The information flow starts from the left with the camera node, which publishes the raw camera image taken from the front camera and publishes it to the detect node. The detect node identifies the object and publishes the position to the control node. This is done by a Vector3 class, only considering x for the left and right position and y for the forward distance indication, while z was used to pass along the object class. The control node consists of if statements (see picture below) deciding on the direction the robot should move depending on whether the desired object was found, how far away it is, and whether it is to the left or right of the robot. The TurtleBot core node then is sent an angle and speed in form of a Twist class. As you’ll notice in the source code, we had to debug the coordinate values a bit to make them work as intended and the robot move the right way in the real world.

As mentioned above we use a tennis ball as a target in our tests. Once the target is found and collected, the robot searches for the goal, in our case a water bottle. Once the robot reaches the bottle, the program ends. A built-in reset mechanism allows you to stop and reset the search and collect program by placing a cup in front of the camera, once the cup is removed, the search starts form anew.

To make the whole thing a more visual and fun experience to watch, we set up a small Flask web app with a live video stream from the robot’s front camera along with a mission statement.
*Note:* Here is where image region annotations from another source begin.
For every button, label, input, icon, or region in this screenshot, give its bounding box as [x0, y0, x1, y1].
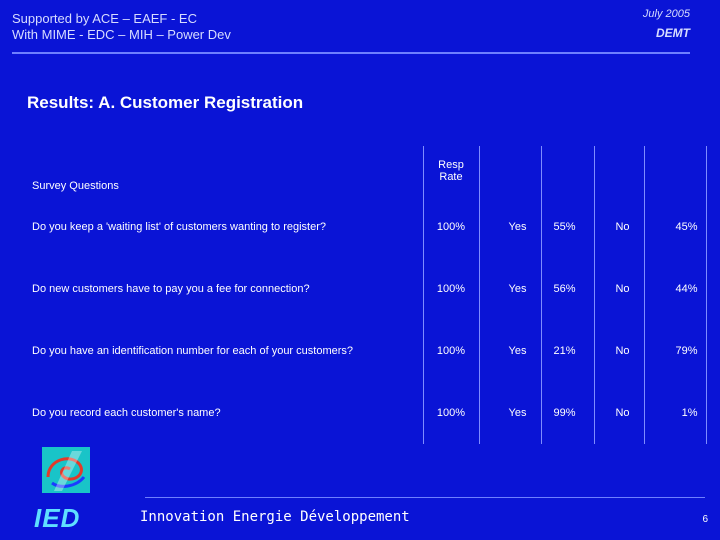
header-empty-cell: [594, 146, 645, 196]
header-empty-cell: [479, 146, 542, 196]
header-empty-cell: [644, 146, 707, 196]
header-divider: [12, 52, 690, 54]
response-rate: 100%: [423, 196, 480, 258]
no-label: No: [594, 382, 645, 444]
header-line-2: With MIME - EDC – MIH – Power Dev: [12, 27, 231, 42]
ied-logo-icon: [42, 447, 90, 493]
footer-company-name: Innovation Energie Développement: [140, 509, 410, 525]
table-row: Do you keep a 'waiting list' of customer…: [28, 196, 707, 258]
yes-label: Yes: [479, 196, 542, 258]
survey-question: Do new customers have to pay you a fee f…: [28, 258, 424, 320]
yes-percent: 21%: [541, 320, 595, 382]
page-title: Results: A. Customer Registration: [27, 93, 304, 112]
header-org: DEMT: [656, 26, 690, 40]
table-row: Do new customers have to pay you a fee f…: [28, 258, 707, 320]
header-resp-line-1: Resp: [438, 159, 464, 171]
response-rate: 100%: [423, 382, 480, 444]
yes-label: Yes: [479, 320, 542, 382]
header-date: July 2005: [642, 8, 690, 20]
response-rate: 100%: [423, 320, 480, 382]
header-resp-rate: Resp Rate: [423, 146, 480, 196]
header-meta: July 2005 DEMT: [643, 8, 690, 40]
header-empty-cell: [541, 146, 595, 196]
survey-question: Do you have an identification number for…: [28, 320, 424, 382]
no-percent: 1%: [644, 382, 707, 444]
yes-percent: 56%: [541, 258, 595, 320]
header-resp-line-2: Rate: [439, 171, 463, 183]
header-sponsors: Supported by ACE – EAEF - EC With MIME -…: [12, 11, 231, 43]
ied-logo-swirl-icon: [46, 451, 86, 491]
page-number: 6: [702, 514, 708, 525]
table-row: Do you record each customer's name? 100%…: [28, 382, 707, 444]
response-rate: 100%: [423, 258, 480, 320]
no-label: No: [594, 258, 645, 320]
no-percent: 45%: [644, 196, 707, 258]
survey-question: Do you keep a 'waiting list' of customer…: [28, 196, 424, 258]
yes-label: Yes: [479, 258, 542, 320]
ied-logo-text: IED: [34, 503, 81, 533]
no-label: No: [594, 320, 645, 382]
footer-divider: [145, 497, 705, 498]
yes-percent: 99%: [541, 382, 595, 444]
header-survey-questions: Survey Questions: [28, 146, 424, 196]
no-percent: 44%: [644, 258, 707, 320]
no-label: No: [594, 196, 645, 258]
yes-label: Yes: [479, 382, 542, 444]
survey-results-table: Survey Questions Resp Rate Do you keep a…: [28, 146, 707, 444]
header-line-1: Supported by ACE – EAEF - EC: [12, 11, 197, 26]
table-row: Do you have an identification number for…: [28, 320, 707, 382]
table-header-row: Survey Questions Resp Rate: [28, 146, 707, 196]
no-percent: 79%: [644, 320, 707, 382]
survey-question: Do you record each customer's name?: [28, 382, 424, 444]
yes-percent: 55%: [541, 196, 595, 258]
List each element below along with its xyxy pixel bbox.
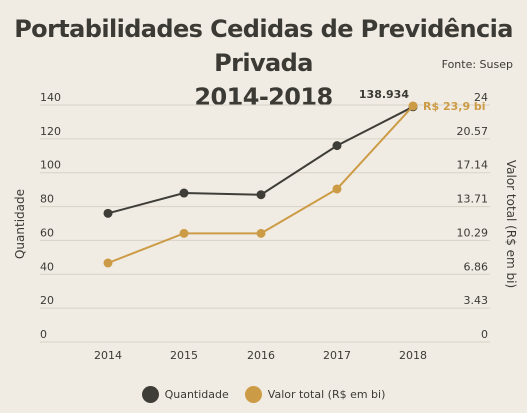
y-left-axis-title: Quantidade bbox=[13, 189, 27, 259]
data-point-valor-total bbox=[256, 228, 266, 238]
y-right-tick-label: 6.86 bbox=[464, 260, 489, 273]
y-right-tick-label: 24 bbox=[474, 91, 488, 104]
y-left-tick-label: 20 bbox=[40, 294, 54, 307]
y-right-tick-label: 3.43 bbox=[464, 294, 489, 307]
y-left-tick-label: 120 bbox=[40, 125, 61, 138]
legend-item-quantidade: Quantidade bbox=[141, 386, 229, 403]
data-label-valor-total: R$ 23,9 bi bbox=[423, 100, 486, 113]
y-left-tick-label: 80 bbox=[40, 193, 54, 206]
data-point-valor-total bbox=[103, 258, 113, 268]
y-left-tick-label: 100 bbox=[40, 159, 61, 172]
y-left-tick-label: 60 bbox=[40, 226, 54, 239]
data-point-quantidade bbox=[103, 208, 113, 218]
legend-label-quantidade: Quantidade bbox=[164, 388, 229, 401]
x-tick-label: 2017 bbox=[323, 349, 351, 362]
title-line-2: 2014-2018 bbox=[194, 83, 333, 111]
y-left-tick-label: 40 bbox=[40, 260, 54, 273]
y-right-tick-label: 10.29 bbox=[457, 226, 489, 239]
y-left-tick-label: 0 bbox=[40, 328, 47, 341]
data-point-quantidade bbox=[256, 190, 266, 200]
legend-marker-valor-total bbox=[244, 386, 262, 403]
x-tick-label: 2015 bbox=[170, 349, 198, 362]
y-right-axis-title: Valor total (R$ em bi) bbox=[504, 160, 518, 288]
data-point-valor-total bbox=[179, 228, 189, 238]
chart-legend: Quantidade Valor total (R$ em bi) bbox=[0, 386, 527, 403]
data-label-quantidade: 138.934 bbox=[359, 88, 409, 101]
y-right-tick-label: 0 bbox=[481, 328, 488, 341]
legend-marker-quantidade bbox=[141, 386, 159, 403]
data-point-quantidade bbox=[332, 141, 342, 151]
chart-title: Portabilidades Cedidas de Previdência Pr… bbox=[0, 12, 527, 114]
title-line-1: Portabilidades Cedidas de Previdência Pr… bbox=[14, 15, 513, 77]
legend-label-valor-total: Valor total (R$ em bi) bbox=[267, 388, 386, 401]
y-right-tick-label: 20.57 bbox=[457, 125, 489, 138]
data-point-quantidade bbox=[179, 188, 189, 198]
x-tick-label: 2014 bbox=[94, 349, 122, 362]
y-right-tick-label: 17.14 bbox=[457, 159, 489, 172]
source-note: Fonte: Susep bbox=[441, 58, 513, 71]
y-left-tick-label: 140 bbox=[40, 91, 61, 104]
x-tick-label: 2018 bbox=[399, 349, 427, 362]
data-point-valor-total bbox=[408, 101, 418, 111]
y-right-tick-label: 13.71 bbox=[457, 193, 489, 206]
legend-item-valor-total: Valor total (R$ em bi) bbox=[244, 386, 386, 403]
x-tick-label: 2016 bbox=[247, 349, 275, 362]
data-point-valor-total bbox=[332, 184, 342, 194]
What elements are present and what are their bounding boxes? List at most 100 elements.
This is the fifth node called the cockpit node.

But now enough with the words, hers is a video demonstration of the robot.

We also wrote a more scientific text on the setup and the things we discovered while performing this project. The paper also goes into detail about YOLO and its differences in performance.

Citation and link to the paper: Bracke, A., Gosein, D., Kürschner, M., Mayer, J., & Seefeld, J. (n.d.). Development of an Autonomous Robot for Detecting and Collecting Objects (p. 12) [Working Paper] URN: urn:nbn:de:bsz:953-opus-1006

The source code for the entire project is available on GitHub. We tried to build the repository in a way that one can easily clone and run the same thing on their TurtleBot. The repo includes some instructions for that.

I hope you enjoyed reading this article and maybe had fun trying it out yourself!